Female hormonal contraceptives
Birth control pills are a female hormonal birth control method. They come in the form of small tablets swallowed each day. Most contain two types of synthetic (or man-made) female hormones, as well as estrogen and progestin. They are not 100 percent effective, but when taken correctly at the same time every day, they are more than 99 percent effective, according to the Center for Young Women’s Health. This isn’t always easy for busy women, which is why it’s essential to take the pill as directed to reduce the chances of becoming pregnant, says Minkin — who also is a spokesperson for the First Response at-home pregnancy test. She notes, however, that birth control pills today have a quarter of the amount of estrogen they had when they were first released.
“We’ve found that you really don’t need that much estrogen to keep a cycle normal and prevent pregnancy,” she says.
Other types of female hormonal contraceptives include hormonal injections, hormonal implants and a vaginal hormonal ring, “which is a similar method to a birth control pill as far as what it contains, but you only have to pop it in and take it out twice a month,” Minkin says.
“The patch is another option,” she says. “You change it once a week. Implants are good for someone who doesn’t want to think about it at all. An implant is good for three years.”

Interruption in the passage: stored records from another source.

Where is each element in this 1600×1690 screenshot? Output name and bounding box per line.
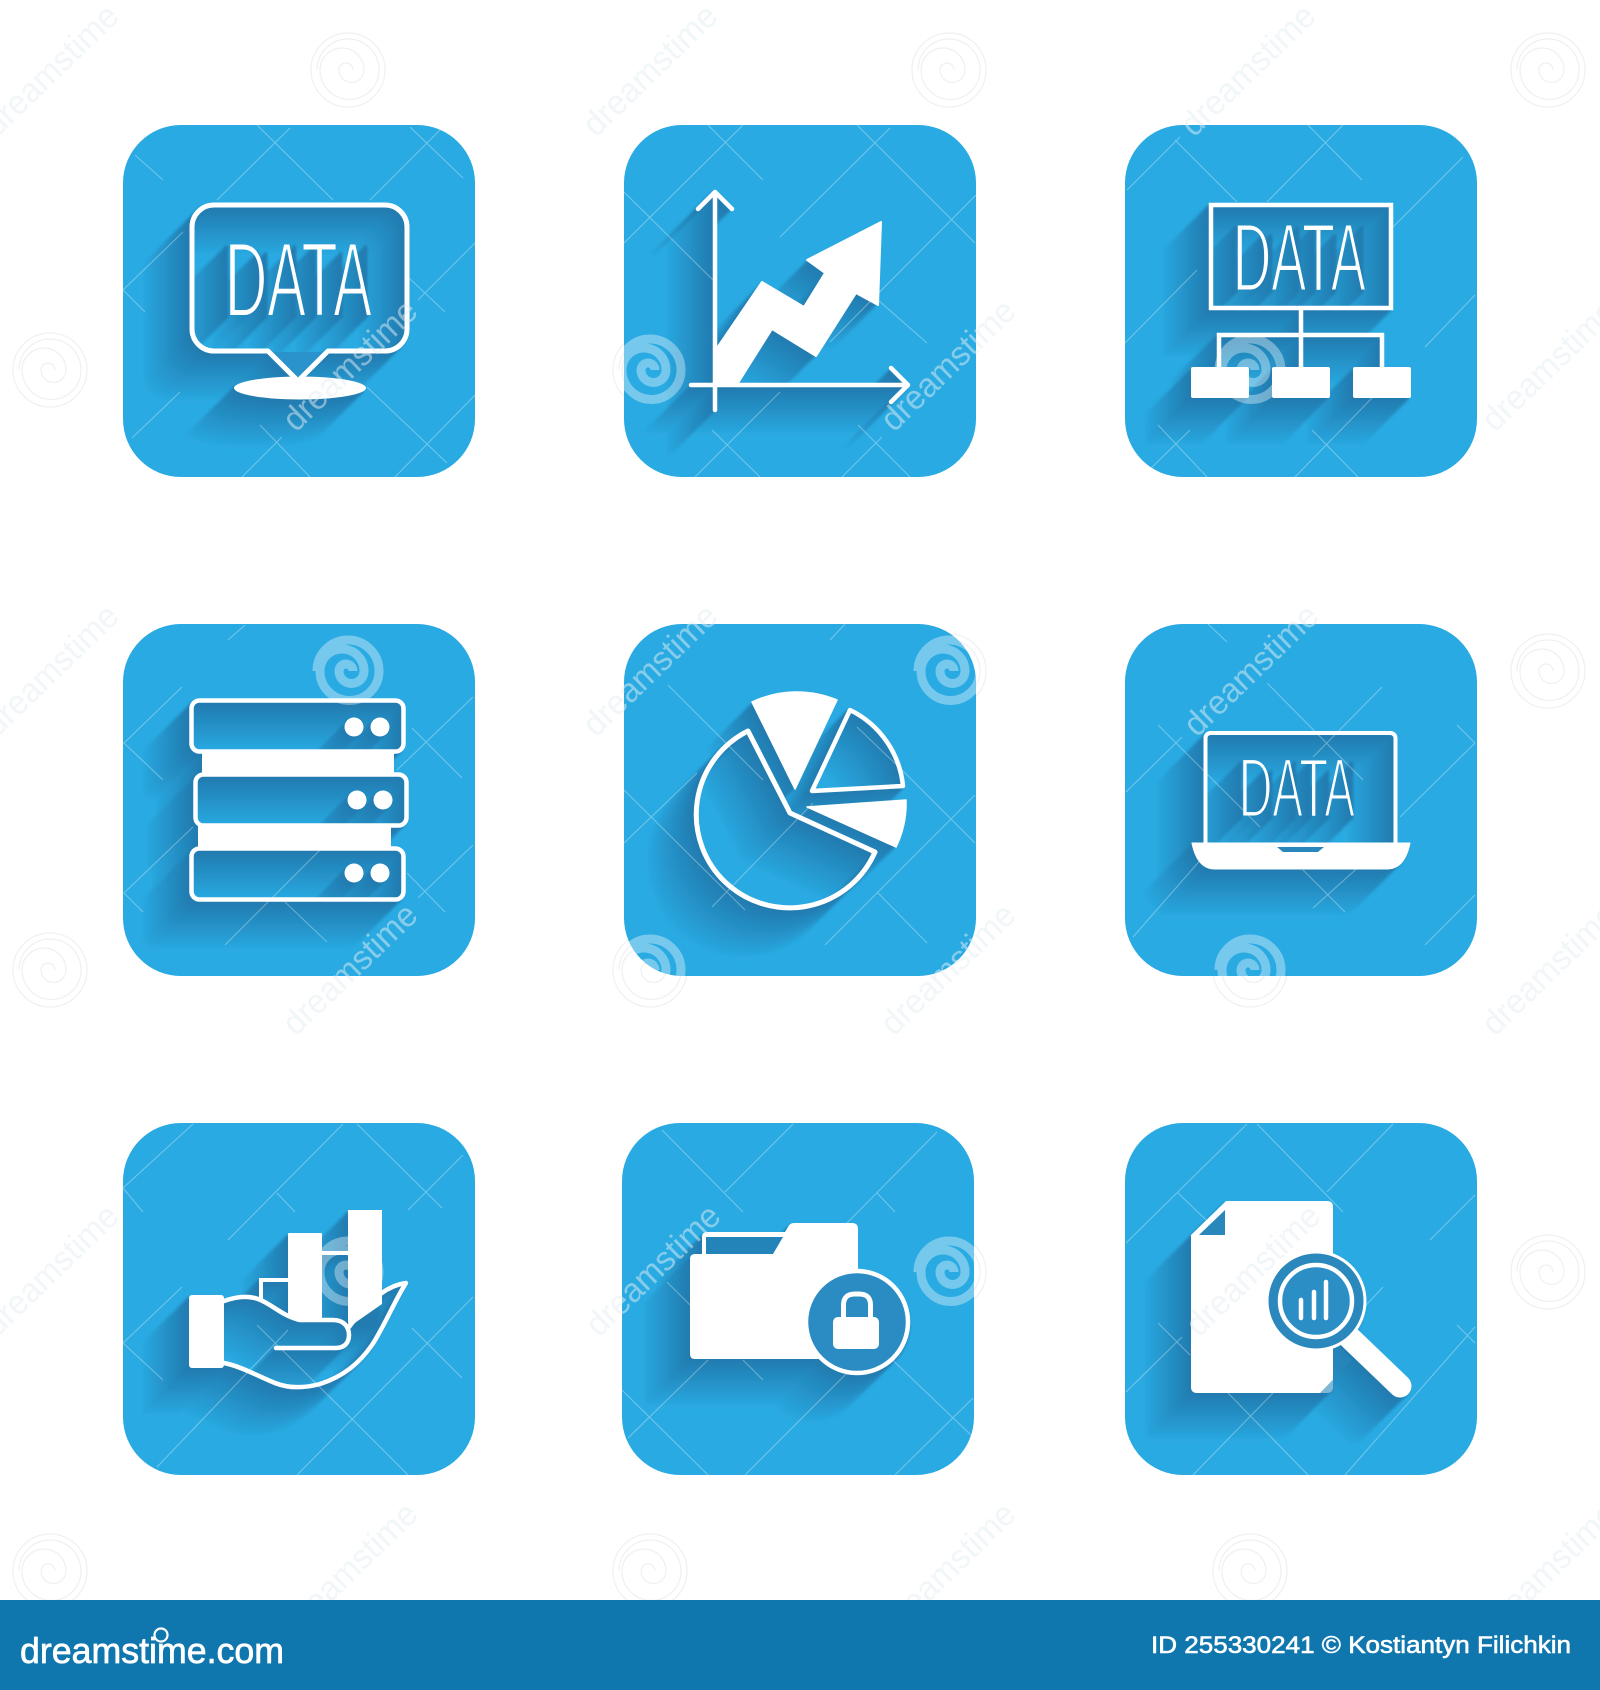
- watermark: dreamstime diagonal text: dreamstime: [873, 1495, 1023, 1642]
- watermark: dreamstime diagonal text: dreamstime: [575, 597, 725, 744]
- panel: document search tile: [1125, 1123, 1477, 1475]
- footer bar: [0, 1600, 1600, 1690]
- watermark: dreamstime diagonal text: dreamstime: [275, 1495, 425, 1642]
- icon: exploded pie chart: [696, 692, 906, 908]
- footer logo: dreamstime.com: dreamstime.com: [20, 1630, 284, 1671]
- panel: locked folder tile: [622, 1123, 974, 1475]
- watermark: spirals over tiles: [317, 339, 1281, 1302]
- footer credit: image id and author: ID 255330241 © Kostiantyn Filichkin: [1151, 1632, 1571, 1659]
- icon: DATA board with three child nodes: DATA: [1233, 203, 1366, 312]
- watermark: dreamstime diagonal text: dreamstime: [873, 896, 1023, 1043]
- panel: laptop tile: [1125, 624, 1477, 976]
- icon: speech bubble pin with DATA: DATA: [225, 220, 372, 340]
- icon: axes with zigzag growth arrow: [691, 192, 908, 410]
- panel: server rack tile: [123, 624, 475, 976]
- watermark: dreamstime diagonal text: dreamstime: [1176, 597, 1326, 744]
- icon: folder with padlock badge: [690, 1223, 908, 1373]
- watermark: dreamstime diagonal text: dreamstime: [578, 1197, 728, 1344]
- icon: laptop showing DATA: [1192, 733, 1410, 869]
- icon: three stacked servers: [192, 700, 406, 900]
- panel: hand holding bar chart tile: [123, 1123, 475, 1475]
- panel: rising chart tile: [624, 125, 976, 477]
- icon: DATA board with three child nodes: [1191, 203, 1411, 398]
- panel: data hierarchy tile: [1125, 125, 1477, 477]
- watermark: dreamstime diagonal text: dreamstime: [873, 292, 1023, 439]
- watermark: dreamstime diagonal text: dreamstime: [275, 896, 425, 1043]
- panel: pie chart tile: [624, 624, 976, 976]
- watermark: dreamstime diagonal text: dreamstime: [1178, 1197, 1328, 1344]
- icon: speech bubble pin with DATA: [192, 205, 407, 400]
- icon: document under magnifying glass with bars: [1191, 1201, 1400, 1393]
- icon: hand with rising bars: [189, 1210, 406, 1387]
- watermark: dreamstime diagonal text: dreamstime: [275, 292, 425, 439]
- icon: laptop showing DATA: DATA: [1239, 741, 1355, 835]
- panel: data speech bubble tile: [123, 125, 475, 477]
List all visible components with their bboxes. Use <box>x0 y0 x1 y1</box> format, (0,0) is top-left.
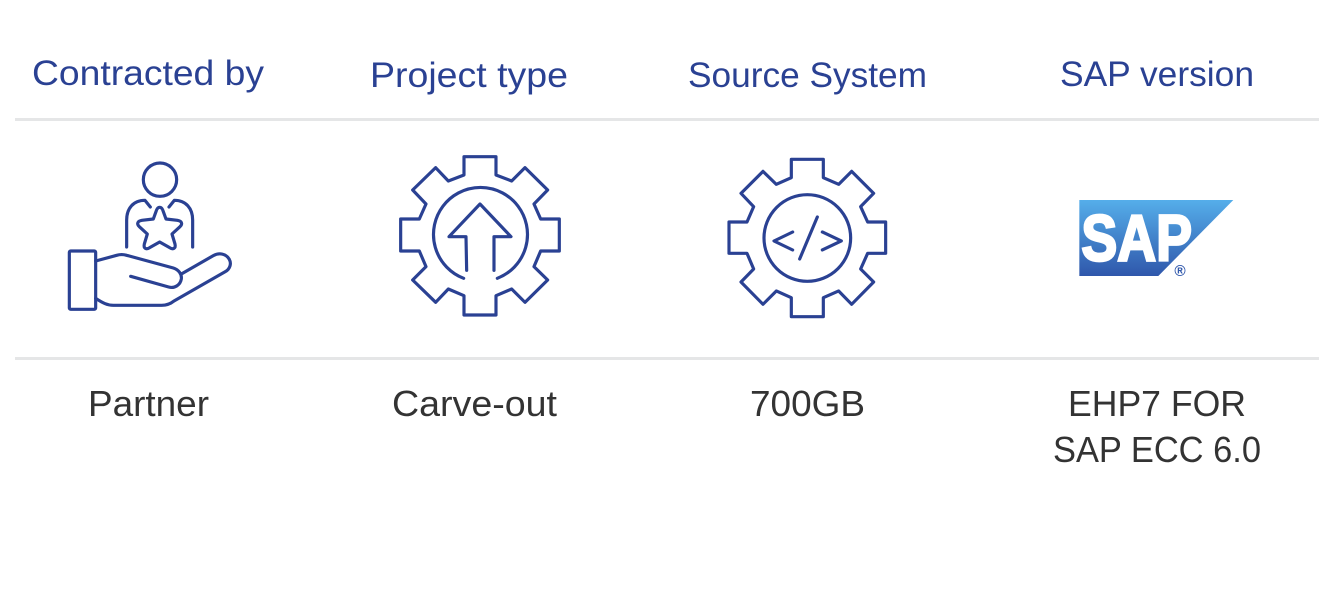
icon: hand holding person with star <box>69 163 230 309</box>
heading row <box>32 54 1254 95</box>
heading: SAP version: SAP version <box>1060 55 1254 94</box>
value: 700GB: 700GB <box>750 383 865 424</box>
value: EHP7 FOR SAP ECC 6.0: EHP7 FOR <box>1068 383 1246 424</box>
icon: gear with code brackets <box>729 159 886 317</box>
value: EHP7 FOR SAP ECC 6.0 <box>1053 383 1261 470</box>
heading: Source System: Source System <box>688 56 927 95</box>
heading: Contracted by: Contracted by <box>32 54 265 93</box>
icon: SAP logo: ® <box>1174 263 1186 280</box>
value row <box>88 383 1261 470</box>
heading: Project type: Project type <box>370 56 568 95</box>
value: Carve-out: Carve-out <box>392 383 557 424</box>
value: EHP7 FOR SAP ECC 6.0: SAP ECC 6.0 <box>1053 429 1261 470</box>
icon: gear with up arrow <box>401 157 559 315</box>
icon: SAP logo: SAP <box>1081 202 1192 275</box>
value: Partner: Partner <box>88 383 209 424</box>
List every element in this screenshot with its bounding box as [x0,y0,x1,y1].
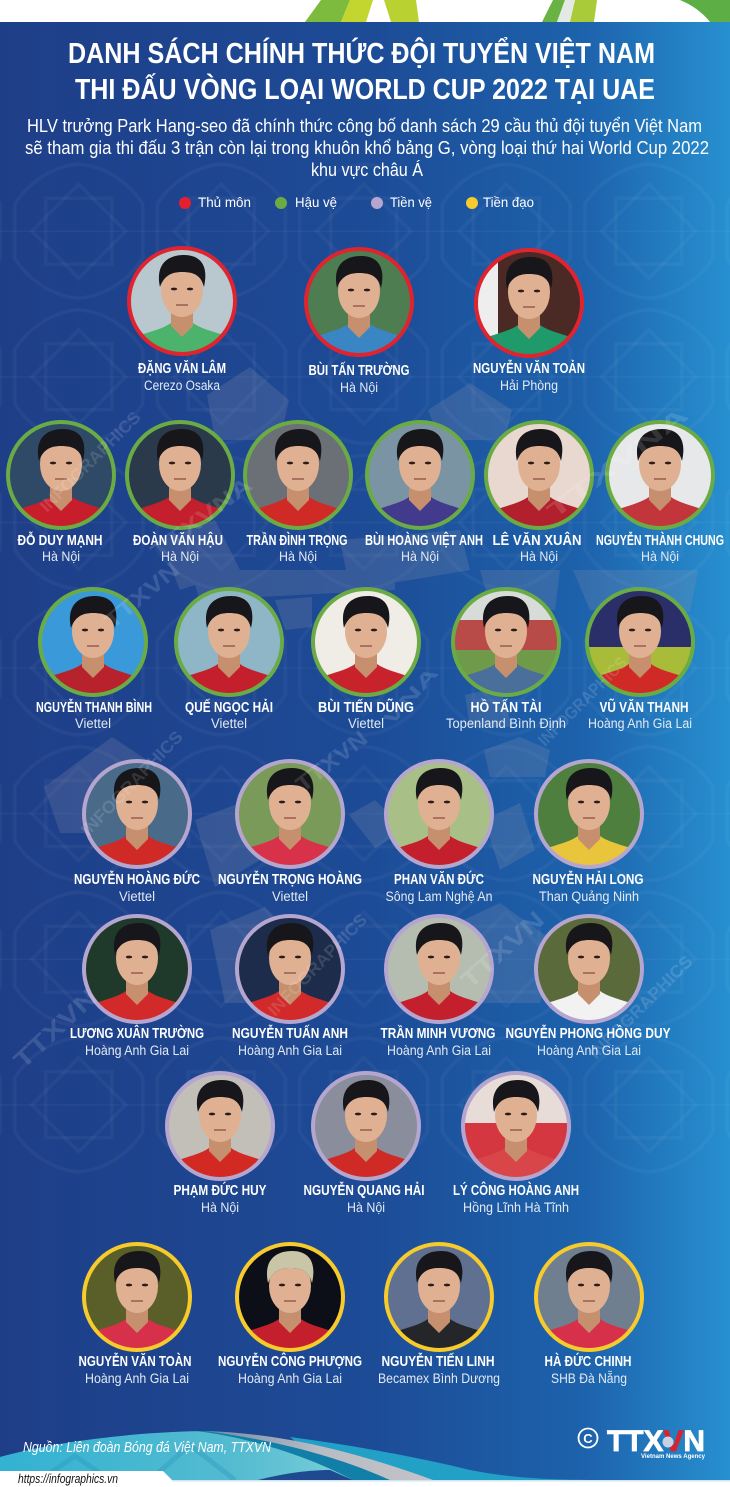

Female barrier contraceptives
There are several nonhormonal contraceptive options on the market as well, Minkin says. These include condoms, diaphragms, gels, sponges and IUDs. The last are special devices that fit inside the uterus to reduce the chances of conception. There’s more than one kind of IUD, though, and Minkin notes that ParaGard is the only hormone-free version.
“These are methods that you don’t have to think about on an everyday basis,” she said.
Diaphragms are soft, latex-free domes made from silicone. They serve as a barrier to stop sperm from reaching the cervix, and they are used with creams or gels that attempt to kill any sperm that gets through or around the edges of the diaphragm. Sponges also attempt to keep sperm from fertilizing the egg that ovaries produce.
Emergency contraceptives, such as Plan B One-Step, constitute a backup method in case other forms of contraceptives fail or unprotected sex occurs. While they’re not intended for routine use and they won’t protect you from sexually transmitted diseases, emergency contraceptives help prevent pregnancy if an accident happens.
Plan B One-Step is the first FDA-approved emergency contraceptive to be available in store aisles (not restricted to behind the counter). It contains levonorgestrel, the same ingredient found in several birth control pills. It will not work if you’re already pregnant, but it won’t harm an existing pregnancy either. It should be used within three days after sex, but it is more effective the sooner after sex it is taken.